China also finished building almost two dozen structures on Subi, Mischief and Fiery Cross designed to house long-range SAMs.

AMTI said the military infrastructure on Fiery Cross, Subi and Mischief Reefs in the Spratly Islands include naval, air, radar and HQ-9 SAM batteries on Woody Island. It said satellite images taken this month show new radar antennas on Fiery Cross and Subi.

AMTI said China's three air bases in the Spratlys and another on Woody Island in the Paracel islands to the north allow its military aircraft to operate over most of the South China Sea.

It pointed out that advanced surveillance and early-warning radar stations at Fiery Cross, Subi, Cuarteron Reefs and Woody Island give the PLA broad radar coverage of the South China Sea.

Hardened shelters with retractable roofs housing transporter erector launchers for SAMs were built at Fiery Cross, Subi and Mischief.
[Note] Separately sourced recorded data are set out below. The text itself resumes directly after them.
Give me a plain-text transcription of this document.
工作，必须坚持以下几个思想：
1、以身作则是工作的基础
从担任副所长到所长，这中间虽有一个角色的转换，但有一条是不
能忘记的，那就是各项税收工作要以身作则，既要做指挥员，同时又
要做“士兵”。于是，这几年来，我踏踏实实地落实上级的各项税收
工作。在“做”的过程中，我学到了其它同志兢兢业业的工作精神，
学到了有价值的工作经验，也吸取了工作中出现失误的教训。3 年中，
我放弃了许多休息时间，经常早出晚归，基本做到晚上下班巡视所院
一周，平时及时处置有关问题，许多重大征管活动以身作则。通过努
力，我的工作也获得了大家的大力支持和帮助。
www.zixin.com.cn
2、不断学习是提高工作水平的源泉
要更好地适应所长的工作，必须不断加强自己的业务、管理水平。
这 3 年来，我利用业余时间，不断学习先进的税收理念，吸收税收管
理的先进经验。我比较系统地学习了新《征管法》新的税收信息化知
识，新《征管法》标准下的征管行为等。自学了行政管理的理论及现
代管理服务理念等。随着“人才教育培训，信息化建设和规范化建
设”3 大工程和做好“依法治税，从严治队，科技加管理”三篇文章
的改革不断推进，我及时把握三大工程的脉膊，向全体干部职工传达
Hangars on Fiery Cross can accommodate 24 PLAAF combat aircraft and three larger planes, including bombers.

Over the past year, the U.S. Navy has conducted a series of what it calls freedom-of-navigation operations (FONOPS) in the South China Sea, to Beijing's chagrin.

U.S. Secretary of State Rex Tillerson has said China should be denied access to islands it's built in the South China Sea.